His baby just wants lots of loving contact. Skin-to-skin contact, like when the father is lying down without a shirt and a baby, clad only in a diaper, is laid vertically on the father’s bare chest.

While the baby is soothed by the rhythmic thumping of the parent’s heart, while the father is besotted by the touch of the downy-skinned marvel he helped create, it’s a good time to ponder the advantages of paternity leave.

First, his wife would appreciate it. She carried the bulk of parenting during the pregnancy, a pun that’s lame, but accurate. It would seem only fair he stay home for a while and let her return to work.

To be honest, he hasn’t felt like a full-fledged parent during the first weeks of the baby’s life. He hasn’t mattered much.

He was present for the birth, something his own father never would have done. It was unforgettable. He was humbled by the formidable strength of his wife.
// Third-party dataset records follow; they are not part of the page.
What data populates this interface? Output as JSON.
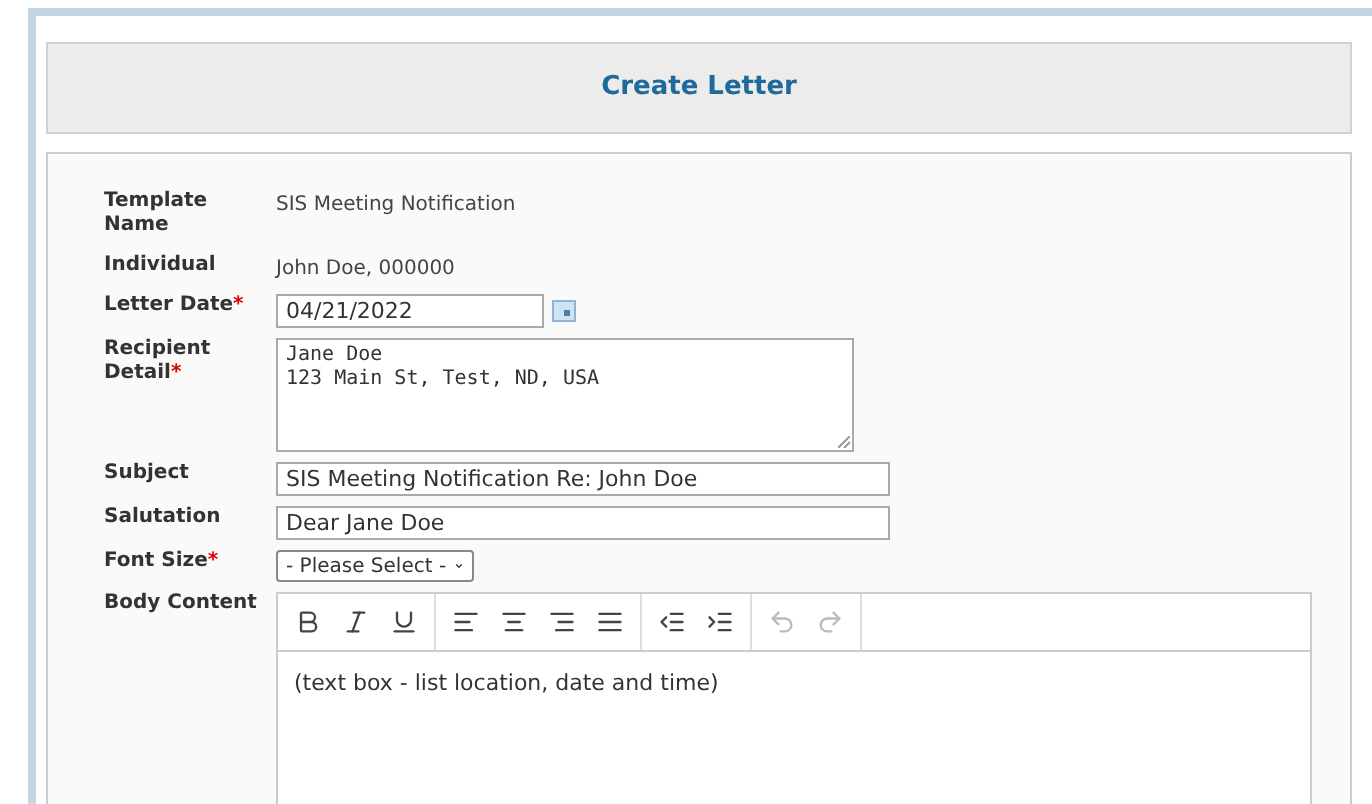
{
  "header": {
    "title": "Create Letter"
  },
  "fields": [
    {
      "kind": "static",
      "label": "Template Name",
      "value": "SIS Meeting Notification"
    },
    {
      "kind": "static",
      "label": "Individual",
      "value": "John Doe, 000000"
    },
    {
      "kind": "date",
      "label": "Letter Date",
      "required_mark": "*",
      "value": "04/21/2022"
    },
    {
      "kind": "textarea",
      "label": "Recipient Detail",
      "required_mark": "*",
      "value": "Jane Doe\n123 Main St, Test, ND, USA"
    },
    {
      "kind": "text",
      "label": "Subject",
      "value": "SIS Meeting Notification Re: John Doe"
    },
    {
      "kind": "text",
      "label": "Salutation",
      "value": "Dear Jane Doe"
    },
    {
      "kind": "select",
      "label": "Font Size",
      "required_mark": "*",
      "value": "- Please Select -"
    },
    {
      "kind": "editor",
      "label": "Body Content",
      "value": "(text box - list location, date and time)"
    }
  ],
  "toolbar": [
    [
      {
        "kind": "bold",
        "disabled": false
      },
      {
        "kind": "italic",
        "disabled": false
      },
      {
        "kind": "underline",
        "disabled": false
      }
    ],
    [
      {
        "kind": "align-left",
        "disabled": false
      },
      {
        "kind": "align-center",
        "disabled": false
      },
      {
        "kind": "align-right",
        "disabled": false
      },
      {
        "kind": "justify",
        "disabled": false
      }
    ],
    [
      {
        "kind": "outdent",
        "disabled": false
      },
      {
        "kind": "indent",
        "disabled": false
      }
    ],
    [
      {
        "kind": "undo",
        "disabled": true
      },
      {
        "kind": "redo",
        "disabled": true
      }
    ]
  ]
}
And to see a human finally emerge from his wife’s lady parts? It was the creation of life, the closest thing to a miracle he had ever witnessed.

But he was only a spectator. The nurse told him where to stand, to keep him out of the way. It was all about his wife and the baby.

When they got home, it was still all about his wife and the baby. Nature had given her, not him, the natural equipment for breastfeeding. He sometimes envied the bubble of intimacy that encased those two during nursing sessions, the baby suckling while his wife cooed songs and prayers. Again, he was a spectator.

He sometimes felt like he was only an assistant parent, an errand boy sent to the store to fetch more diapers.

His wife had a couple of books about parenting around the house. He read that even when babies are too young to speak, they like hearing the voices of parents. Both parents. They can differentiate between mom and dad’s voices from as early as the first week. Maybe it was time to introduce himself to his baby.

The experts also said parents should sing to their babies. He could do that. He knew the lyrics to a few Tragically Hip songs. He was no Gord Downie, but babies are apparently an appreciative audience regardless.

Also, babies like movement, although they don’t like to be thrown into the air and caught, as his father used to do. They like to be snuggled and swayed, and they like music. He could slow dance with his baby.

The experts in the books agreed that when fathers bond with their babies, it increases the chances for a better father-child relationship in later life.

There’s a wise warning to people who focus too much on careers: you can love your job, but the job doesn’t love you back.

It’s different with fatherhood: you love your infant, and the adult child loves you back.

Carl DeGurse is a member of the Free Press editorial board.